Salt Lake City, Utah
Salt Lake Community College's $200,000 Brownfields job training grant will train 30 students, place up to 22 students in environmental jobs and track graduates for one year. The college will offer three different training tracks, each consisting of approximately 250 hours of instruction. The core curriculum will include HAZWOPER, job safety, and innovative and alternative treatment technologies training. This will be followed by specialized training tailored to pre-apprentice, environmental technology and hazardous waste specialist tracks. Students will be recruited through the college’s partnerships with the Utah Division of Rehabilitation, the Utah Department of Workforce Services, the Salt Lake County Youth Employability program and a variety of community and faith-based organizations. The Skills Center Career Resources personnel will assist students in job searches and placement.

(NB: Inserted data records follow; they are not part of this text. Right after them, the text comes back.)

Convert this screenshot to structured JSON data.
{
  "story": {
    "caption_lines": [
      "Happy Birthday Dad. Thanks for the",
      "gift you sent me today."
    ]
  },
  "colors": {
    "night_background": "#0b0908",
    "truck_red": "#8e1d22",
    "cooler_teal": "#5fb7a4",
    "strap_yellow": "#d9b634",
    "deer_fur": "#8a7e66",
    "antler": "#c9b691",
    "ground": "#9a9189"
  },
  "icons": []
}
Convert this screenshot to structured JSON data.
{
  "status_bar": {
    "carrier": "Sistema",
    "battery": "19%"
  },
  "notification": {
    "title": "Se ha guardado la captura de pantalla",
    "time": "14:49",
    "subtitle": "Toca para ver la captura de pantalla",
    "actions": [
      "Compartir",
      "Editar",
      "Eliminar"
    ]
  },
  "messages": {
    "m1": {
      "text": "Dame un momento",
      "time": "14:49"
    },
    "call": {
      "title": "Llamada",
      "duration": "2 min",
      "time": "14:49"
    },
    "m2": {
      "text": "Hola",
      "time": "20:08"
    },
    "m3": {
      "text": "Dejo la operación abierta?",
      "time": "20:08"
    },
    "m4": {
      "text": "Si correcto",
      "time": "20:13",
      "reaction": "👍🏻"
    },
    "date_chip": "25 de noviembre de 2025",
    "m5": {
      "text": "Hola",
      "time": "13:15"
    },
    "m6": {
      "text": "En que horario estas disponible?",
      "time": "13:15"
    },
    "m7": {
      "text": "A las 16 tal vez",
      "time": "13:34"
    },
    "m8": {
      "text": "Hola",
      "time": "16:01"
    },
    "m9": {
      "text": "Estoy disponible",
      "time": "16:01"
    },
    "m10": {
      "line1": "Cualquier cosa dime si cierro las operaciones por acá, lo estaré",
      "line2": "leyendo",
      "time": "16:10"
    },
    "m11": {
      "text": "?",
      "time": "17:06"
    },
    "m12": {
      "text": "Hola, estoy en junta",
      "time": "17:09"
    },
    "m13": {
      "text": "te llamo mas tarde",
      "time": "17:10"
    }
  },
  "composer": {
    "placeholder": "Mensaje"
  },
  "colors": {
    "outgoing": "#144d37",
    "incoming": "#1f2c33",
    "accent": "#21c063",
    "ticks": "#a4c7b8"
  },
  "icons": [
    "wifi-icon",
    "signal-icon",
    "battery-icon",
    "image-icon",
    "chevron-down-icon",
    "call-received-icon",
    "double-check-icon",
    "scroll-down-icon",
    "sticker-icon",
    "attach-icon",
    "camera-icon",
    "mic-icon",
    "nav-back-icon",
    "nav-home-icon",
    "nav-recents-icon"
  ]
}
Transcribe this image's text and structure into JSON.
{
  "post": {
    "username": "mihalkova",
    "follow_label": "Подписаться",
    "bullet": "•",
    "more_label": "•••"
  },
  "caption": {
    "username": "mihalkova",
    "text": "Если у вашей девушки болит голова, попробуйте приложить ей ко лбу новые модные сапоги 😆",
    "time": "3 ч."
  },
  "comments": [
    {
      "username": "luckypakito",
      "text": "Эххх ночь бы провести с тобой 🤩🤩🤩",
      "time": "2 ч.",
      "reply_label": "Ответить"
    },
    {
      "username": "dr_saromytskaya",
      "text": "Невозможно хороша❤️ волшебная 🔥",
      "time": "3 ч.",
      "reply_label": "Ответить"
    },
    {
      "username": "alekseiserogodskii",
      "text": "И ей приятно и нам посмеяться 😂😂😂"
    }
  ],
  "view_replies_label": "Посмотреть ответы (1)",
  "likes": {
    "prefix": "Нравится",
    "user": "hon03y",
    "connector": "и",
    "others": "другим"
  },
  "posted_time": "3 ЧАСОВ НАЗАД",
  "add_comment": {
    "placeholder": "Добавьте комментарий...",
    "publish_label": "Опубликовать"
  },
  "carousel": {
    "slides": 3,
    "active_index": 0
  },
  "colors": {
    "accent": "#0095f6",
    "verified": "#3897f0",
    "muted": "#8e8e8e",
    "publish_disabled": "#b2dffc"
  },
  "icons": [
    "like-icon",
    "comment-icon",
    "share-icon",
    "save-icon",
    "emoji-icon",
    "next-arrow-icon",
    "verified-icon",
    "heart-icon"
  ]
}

"These grants give local partnerships the ability to address environmental issues at sites that are being transformed into vital assets," said EPA Assistant Regional Administrator Max Dodson. "In addition to improving the environment, they are investments in the future that help communities achieve important economic redevelopment and social goals."
Brownfields are sites where potentially harmful contaminants may be impeding revitalization. EPA's Brownfields program promotes redevelopment of America's estimated 450,000 abandoned and contaminated waste sites. Since its inception in 1995, the program has awarded 709 assessment grants totaling over $190 million, 189 revolving loan fund grants for cleanup worth more than $165 million, and $26.8 million for 150 direct cleanup grants.
In addition to grants being announced today, participants in the Brownfields program gain access to the expertise and resources from more than 20 federal agencies. Nationwide, there are four categories of grants being awarded with 218 applicants, including three tribal nations, selected to receive 302 grants totaling $75.9 million. These include:
• 172 assessment grants, worth $33.6 million, to assess and plan for eventual cleanup at one or more brownfield sites;
• 106 cleanup grants, totaling $19.3 million, for recipients to clean up brownfield sites they own;
• 13 revolving loan fund grants, totaling $20.8 million, for communities to use to make low-interest loans for the cleanup of brownfield sites, and
• 11 job-training grants, valued at $2.2 million, for environmental training of people who live in brownfield communities.
Brownfields projects have converted industrial waterfronts to river-front parks, landfills to golf courses, rail corridors to recreational trails, and gas station sites to housing. EPA's Brownfields assistance has led to more than $7 billion in public and private investment in cleanup and redevelopment, helped create more than 31,000 jobs, and resulted in the assessment of more than 5,100 properties.